With famous name like his, no thanks
A new Web site called Myfamousname.com is hoping to attract the Saddam Husseins, Lizzie Bordens and Charles Mansons of the world for a chance to make big bucks. Craig Dixon, who launched the Web site in June, says members with famous names can go there to post their stories, meet other celeb namesakes, and possibly get picked to endorse products. Not every candidate is thrilled. "No thanks," says Fidel Castro, a 49-year-old Cape Coral water irrigation technician and not the ailing communist leader. He was once a political prisoner in Cuba and says his wasn't a good name to have.
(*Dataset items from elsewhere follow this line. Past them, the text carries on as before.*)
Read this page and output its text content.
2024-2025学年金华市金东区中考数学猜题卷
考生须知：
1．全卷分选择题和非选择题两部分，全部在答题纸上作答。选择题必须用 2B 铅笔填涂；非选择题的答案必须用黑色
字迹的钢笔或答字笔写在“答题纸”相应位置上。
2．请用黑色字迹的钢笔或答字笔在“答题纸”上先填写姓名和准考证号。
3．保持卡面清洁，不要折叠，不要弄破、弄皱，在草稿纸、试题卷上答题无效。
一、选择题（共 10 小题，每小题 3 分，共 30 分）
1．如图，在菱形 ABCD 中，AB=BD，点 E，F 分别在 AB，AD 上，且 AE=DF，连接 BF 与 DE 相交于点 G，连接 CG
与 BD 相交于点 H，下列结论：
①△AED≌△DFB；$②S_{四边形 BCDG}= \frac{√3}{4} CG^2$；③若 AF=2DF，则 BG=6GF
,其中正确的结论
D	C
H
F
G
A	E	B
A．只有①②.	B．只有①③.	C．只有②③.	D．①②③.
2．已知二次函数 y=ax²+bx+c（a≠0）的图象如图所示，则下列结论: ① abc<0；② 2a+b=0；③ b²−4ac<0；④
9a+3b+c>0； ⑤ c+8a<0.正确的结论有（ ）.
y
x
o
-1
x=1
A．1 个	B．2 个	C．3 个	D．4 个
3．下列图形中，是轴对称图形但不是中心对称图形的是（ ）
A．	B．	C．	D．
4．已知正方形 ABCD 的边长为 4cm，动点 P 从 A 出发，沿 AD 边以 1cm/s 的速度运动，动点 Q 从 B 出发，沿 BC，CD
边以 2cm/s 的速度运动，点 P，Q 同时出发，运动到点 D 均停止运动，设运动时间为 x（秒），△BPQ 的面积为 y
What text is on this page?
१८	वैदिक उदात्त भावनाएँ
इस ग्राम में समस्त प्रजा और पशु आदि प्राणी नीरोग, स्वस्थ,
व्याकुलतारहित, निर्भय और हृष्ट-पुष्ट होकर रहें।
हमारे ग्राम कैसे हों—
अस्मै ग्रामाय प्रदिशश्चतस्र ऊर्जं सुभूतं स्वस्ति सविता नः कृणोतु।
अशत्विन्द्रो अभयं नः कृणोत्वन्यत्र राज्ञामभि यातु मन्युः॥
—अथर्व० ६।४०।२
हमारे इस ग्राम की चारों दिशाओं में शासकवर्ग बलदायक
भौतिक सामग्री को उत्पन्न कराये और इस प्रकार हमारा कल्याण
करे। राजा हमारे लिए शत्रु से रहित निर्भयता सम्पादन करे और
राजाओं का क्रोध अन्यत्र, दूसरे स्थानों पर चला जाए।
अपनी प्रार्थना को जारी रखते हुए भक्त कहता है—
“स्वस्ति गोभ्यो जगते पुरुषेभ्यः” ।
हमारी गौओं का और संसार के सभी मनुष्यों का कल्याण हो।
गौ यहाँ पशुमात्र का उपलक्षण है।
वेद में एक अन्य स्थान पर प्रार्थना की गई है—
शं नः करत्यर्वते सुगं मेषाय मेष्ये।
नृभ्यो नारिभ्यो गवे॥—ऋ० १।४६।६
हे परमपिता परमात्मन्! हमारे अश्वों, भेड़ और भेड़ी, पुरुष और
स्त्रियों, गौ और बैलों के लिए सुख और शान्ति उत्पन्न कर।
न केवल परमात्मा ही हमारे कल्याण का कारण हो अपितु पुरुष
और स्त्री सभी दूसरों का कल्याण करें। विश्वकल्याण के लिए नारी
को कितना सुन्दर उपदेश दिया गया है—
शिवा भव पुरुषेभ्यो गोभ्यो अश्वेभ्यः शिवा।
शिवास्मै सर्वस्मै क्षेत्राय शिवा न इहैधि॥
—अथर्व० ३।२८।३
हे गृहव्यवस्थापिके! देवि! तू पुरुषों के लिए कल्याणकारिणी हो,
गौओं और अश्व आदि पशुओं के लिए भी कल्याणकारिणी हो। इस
Time to update the graying plates
Florida manatees are getting a makeover. The state Fish and Wildlife Conservation Commission unveiled a new design for the "Save the Manatees" specialty license plate. Proceeds from the new plate, designed by Margaritaville Merchandising senior artist Nancy Blauers, will continue to fund manatee research and conservation programs. In fiscal 2006-07, sales of the plate statewide brought in more than $1.3-million. To purchase the new manatee plate, visit your local tax collector's office or log on to www.buyaplate.com. They cost $20 above your vehicle registration fee. "With the sales from this plate, we hope to generate revenues that will sustain valuable manatee research and conservation for years to come," said wildlife commission regional director Greg Holder.